IV

—No tengo miedo —dijo Eris para sí, mientras avanzaba con paso rápido bajo las luces blancas del metro.

Los trabajadores utilizaban aquel túnel de construcción durante el día, pero después de la puesta de sol no había nadie. Era una ruta idónea para salir de la estación.

—No tengo miedo.

Ya estaba acostumbrada a las huidas.

El centro benéfico, la familia acaudalada, el alero del callejón…, todos habían sido alojamientos provisionales.

Siempre había estado sola. No había faltado gente que se apiadara de ella en alguna ocasión, pero todos huían cuando se enteraban de su poder. Incluso hubo quienes la habían perseguido por ello.

«Yo estoy de tu parte».

Las palabras no bastaban para fiarse del cura. Si descubriera el poder…

—¡Ah!

Se oyó el ruido de una gota. En la oscuridad se dibujó una sombra. Era el muñeco de peluche que llevaba en la maleta. Eris lanzó una mirada despiadada hacia el gatito, cuyos ojos reflejaban las luces del túnel.

—¡Hmmm!, vaya baratija…

No podría sacar mucho dinero por él. No era más que una baratija.
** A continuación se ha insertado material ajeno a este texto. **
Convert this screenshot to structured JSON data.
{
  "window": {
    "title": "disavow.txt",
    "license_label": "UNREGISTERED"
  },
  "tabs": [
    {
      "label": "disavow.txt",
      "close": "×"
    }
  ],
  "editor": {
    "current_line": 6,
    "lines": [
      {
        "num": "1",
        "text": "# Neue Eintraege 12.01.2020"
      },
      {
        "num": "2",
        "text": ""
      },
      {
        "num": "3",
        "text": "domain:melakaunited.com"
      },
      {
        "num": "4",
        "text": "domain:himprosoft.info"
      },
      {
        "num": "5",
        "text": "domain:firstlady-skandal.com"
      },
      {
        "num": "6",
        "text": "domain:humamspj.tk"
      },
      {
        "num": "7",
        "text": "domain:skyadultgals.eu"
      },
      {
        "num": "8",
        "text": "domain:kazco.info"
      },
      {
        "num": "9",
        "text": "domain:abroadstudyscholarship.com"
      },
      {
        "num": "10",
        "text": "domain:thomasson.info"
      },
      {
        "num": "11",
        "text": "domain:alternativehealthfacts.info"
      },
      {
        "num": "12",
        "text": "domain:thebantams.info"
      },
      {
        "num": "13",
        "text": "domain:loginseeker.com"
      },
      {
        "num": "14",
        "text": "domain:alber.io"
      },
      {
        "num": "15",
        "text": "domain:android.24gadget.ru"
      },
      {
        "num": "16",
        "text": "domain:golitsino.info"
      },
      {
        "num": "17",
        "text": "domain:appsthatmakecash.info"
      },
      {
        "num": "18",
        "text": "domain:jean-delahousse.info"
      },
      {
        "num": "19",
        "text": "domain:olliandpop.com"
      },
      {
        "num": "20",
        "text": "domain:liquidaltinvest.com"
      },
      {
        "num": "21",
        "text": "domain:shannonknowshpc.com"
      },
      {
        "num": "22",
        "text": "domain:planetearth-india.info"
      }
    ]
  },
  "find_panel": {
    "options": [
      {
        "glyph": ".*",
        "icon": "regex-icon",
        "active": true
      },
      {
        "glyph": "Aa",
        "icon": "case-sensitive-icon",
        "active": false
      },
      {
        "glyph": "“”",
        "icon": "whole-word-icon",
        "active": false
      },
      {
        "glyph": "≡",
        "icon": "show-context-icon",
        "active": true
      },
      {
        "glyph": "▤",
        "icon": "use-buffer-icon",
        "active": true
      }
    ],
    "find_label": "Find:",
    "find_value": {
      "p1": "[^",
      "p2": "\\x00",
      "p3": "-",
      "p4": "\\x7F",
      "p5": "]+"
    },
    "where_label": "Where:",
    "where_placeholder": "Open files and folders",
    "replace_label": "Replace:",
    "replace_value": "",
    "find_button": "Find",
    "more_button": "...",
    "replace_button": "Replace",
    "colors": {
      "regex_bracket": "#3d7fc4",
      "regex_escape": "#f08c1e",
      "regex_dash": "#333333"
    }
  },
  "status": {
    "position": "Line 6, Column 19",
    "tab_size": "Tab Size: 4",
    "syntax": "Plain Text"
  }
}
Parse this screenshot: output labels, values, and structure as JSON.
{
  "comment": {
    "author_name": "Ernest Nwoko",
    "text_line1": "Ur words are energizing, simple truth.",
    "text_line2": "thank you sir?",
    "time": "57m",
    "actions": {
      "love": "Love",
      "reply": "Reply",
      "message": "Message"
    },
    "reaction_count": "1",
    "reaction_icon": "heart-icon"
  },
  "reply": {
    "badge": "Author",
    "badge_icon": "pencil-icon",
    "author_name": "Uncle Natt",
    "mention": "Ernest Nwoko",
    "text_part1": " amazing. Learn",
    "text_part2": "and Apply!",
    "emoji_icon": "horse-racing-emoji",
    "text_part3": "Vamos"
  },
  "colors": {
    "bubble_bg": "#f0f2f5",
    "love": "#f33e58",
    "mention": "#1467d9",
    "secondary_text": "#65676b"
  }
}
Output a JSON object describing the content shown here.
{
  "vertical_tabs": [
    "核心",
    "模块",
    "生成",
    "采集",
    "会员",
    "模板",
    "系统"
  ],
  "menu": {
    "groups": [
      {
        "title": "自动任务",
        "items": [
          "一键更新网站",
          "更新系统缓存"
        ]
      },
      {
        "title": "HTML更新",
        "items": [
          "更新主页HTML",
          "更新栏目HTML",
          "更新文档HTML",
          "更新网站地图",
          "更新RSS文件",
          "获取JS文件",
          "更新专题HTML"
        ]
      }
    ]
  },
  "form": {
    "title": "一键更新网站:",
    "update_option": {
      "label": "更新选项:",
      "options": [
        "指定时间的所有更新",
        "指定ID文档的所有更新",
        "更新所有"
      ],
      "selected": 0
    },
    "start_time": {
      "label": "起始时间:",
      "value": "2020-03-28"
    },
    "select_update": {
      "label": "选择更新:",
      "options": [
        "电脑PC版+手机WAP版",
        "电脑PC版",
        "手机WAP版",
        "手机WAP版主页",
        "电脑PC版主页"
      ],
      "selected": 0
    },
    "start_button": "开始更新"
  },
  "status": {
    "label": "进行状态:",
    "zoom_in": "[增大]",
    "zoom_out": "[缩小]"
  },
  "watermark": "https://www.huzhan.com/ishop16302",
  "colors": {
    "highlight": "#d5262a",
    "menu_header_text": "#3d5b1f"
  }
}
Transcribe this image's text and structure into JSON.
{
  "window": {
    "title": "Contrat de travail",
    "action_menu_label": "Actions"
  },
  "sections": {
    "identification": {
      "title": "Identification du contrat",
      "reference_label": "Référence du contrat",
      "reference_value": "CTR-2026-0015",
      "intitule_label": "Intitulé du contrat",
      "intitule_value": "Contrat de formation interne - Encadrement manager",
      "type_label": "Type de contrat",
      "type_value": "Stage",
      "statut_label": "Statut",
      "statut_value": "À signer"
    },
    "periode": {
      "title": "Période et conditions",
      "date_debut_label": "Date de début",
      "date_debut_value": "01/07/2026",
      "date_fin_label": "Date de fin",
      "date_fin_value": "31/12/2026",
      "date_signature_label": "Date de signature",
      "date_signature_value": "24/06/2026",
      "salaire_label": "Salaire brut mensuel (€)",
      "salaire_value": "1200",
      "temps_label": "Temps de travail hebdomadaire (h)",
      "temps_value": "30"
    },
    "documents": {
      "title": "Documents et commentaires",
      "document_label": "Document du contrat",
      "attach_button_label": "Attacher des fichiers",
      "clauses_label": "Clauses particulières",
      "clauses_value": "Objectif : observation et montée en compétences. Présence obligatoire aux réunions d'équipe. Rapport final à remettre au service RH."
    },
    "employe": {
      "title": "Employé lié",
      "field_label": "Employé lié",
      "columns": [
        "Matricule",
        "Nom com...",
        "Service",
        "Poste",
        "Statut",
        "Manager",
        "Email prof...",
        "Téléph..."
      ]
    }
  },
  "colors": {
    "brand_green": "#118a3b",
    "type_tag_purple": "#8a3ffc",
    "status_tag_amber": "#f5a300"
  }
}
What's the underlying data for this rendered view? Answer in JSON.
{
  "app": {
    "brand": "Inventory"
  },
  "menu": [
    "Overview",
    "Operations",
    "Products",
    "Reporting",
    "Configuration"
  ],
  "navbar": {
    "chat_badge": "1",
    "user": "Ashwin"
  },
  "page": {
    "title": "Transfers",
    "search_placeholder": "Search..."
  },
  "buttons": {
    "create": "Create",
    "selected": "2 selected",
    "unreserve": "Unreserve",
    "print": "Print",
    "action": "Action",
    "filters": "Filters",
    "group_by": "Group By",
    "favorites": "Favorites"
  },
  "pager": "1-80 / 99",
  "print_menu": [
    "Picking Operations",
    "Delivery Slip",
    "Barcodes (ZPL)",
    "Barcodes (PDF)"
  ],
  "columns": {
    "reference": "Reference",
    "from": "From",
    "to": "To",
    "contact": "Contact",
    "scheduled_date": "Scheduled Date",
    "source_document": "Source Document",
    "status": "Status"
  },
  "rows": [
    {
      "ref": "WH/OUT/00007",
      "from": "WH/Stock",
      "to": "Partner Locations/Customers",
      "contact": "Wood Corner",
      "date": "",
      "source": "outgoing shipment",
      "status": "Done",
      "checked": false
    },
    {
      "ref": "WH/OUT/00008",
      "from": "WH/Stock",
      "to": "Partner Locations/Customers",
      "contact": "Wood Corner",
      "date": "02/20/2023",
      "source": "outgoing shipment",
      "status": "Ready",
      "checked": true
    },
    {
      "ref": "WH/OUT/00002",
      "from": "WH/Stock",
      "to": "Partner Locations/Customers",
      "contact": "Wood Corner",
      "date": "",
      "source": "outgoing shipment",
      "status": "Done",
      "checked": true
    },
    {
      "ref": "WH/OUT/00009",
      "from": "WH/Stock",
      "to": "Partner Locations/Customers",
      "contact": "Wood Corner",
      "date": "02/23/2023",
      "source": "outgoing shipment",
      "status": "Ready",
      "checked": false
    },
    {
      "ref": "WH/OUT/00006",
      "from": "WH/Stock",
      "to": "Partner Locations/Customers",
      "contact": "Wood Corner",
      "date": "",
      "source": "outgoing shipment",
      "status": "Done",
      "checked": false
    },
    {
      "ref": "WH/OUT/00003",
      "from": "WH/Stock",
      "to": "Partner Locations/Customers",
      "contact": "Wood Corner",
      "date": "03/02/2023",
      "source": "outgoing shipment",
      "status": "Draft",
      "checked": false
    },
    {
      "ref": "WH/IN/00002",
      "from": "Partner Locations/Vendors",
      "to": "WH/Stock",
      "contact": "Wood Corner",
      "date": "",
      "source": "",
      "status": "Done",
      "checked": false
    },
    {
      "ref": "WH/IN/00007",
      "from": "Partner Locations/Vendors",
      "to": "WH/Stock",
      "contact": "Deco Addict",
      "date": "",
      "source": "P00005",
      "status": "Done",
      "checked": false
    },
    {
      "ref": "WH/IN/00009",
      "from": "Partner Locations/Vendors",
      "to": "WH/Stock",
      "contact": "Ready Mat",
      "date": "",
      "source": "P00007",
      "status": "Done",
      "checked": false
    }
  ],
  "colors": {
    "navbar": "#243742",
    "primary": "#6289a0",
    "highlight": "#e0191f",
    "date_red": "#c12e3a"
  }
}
—¡Hmmm! —suspiró de nuevo Eris, estirando la espalda.

Rozó el gato sucio con el dedo. Al momento, una ráfaga de viento estruendosa le desordenó el pelo.

—¿Eh?

La pared que tenía detrás parecía haberse encendido un instante con un fuego azulado, pero volvía a estar oscura. Tardó un momento en darse cuenta de que una bala le había pasado rozando la cabeza y había impactado en el panel de control eléctrico. En la oscuridad, una segunda bala casi le rozó la nariz. Suerte que se había agachado instintivamente a tiempo.

—¡Ah…! ¿¡Ah!?

¿Le estaban disparando? ¿Quién? ¿Por qué?

Eris se giró, aterrada. A su espalda se había encendido una luz roja. Como guiada por ella, una tercera bala le acarició el pecho.

—¡Ve con cuidado, Eris!

Alguien cayó de un salto al lado de la chica. Entre la oscuridad, el miedo y las balas, ambos rodaron hasta el amparo de una columna.

—¡Ah…! ¡Ah…!

—¡Tranquila! ¡No pasa nada! —susurró la figura, abrazándola—. ¡Tranquila!

—¿Pa…, padre?

En la oscuridad no podía verle la cara, pero reconoció la voz del espigado sacerdote.

—¿Qu…, qué haces aquí?

—Ya te lo contaré luego. Ahora… ¡corre!

Desde el fondo de la oscuridad cayó una tormenta de balas. La fuerza terrible del impacto convirtió la columna de hormigón en un colador. Tenían que buscar otro refugio…

—¡Uf!

De repente, el sacerdote cayó de cara. Fue pura suerte que fuera a parar detrás de otra columna. Que su enemigo fuera capaz de concentrar los disparos con tanta precisión en aquella oscuridad era digno de admiración.

—¡Pa…! ¡Padre! ¡Padre! —gritó Eris, pero no obtuvo respuesta.

Sin embargo, se oía una respiración violenta y le llegaba el hedor desesperante de la sangre. En la oscuridad resonó el sonido mecánico de unas botas que se acercaban…

Las luces de emergencia se encendieron con un parpadeo.

Parecía que, por fin, se había puesto a funcionar el generador de repuesto. En la oscuridad rojiza apareció la figura borrosa de un hombre que les apuntaba con su arma.

—Pe…, ¿por qué nos…? —inquirió débilmente Abel, agarrándose el muslo herido mientras se dirigía al agresor llamándole por su nombre—. ¿¡Por qué…, padre Tres!?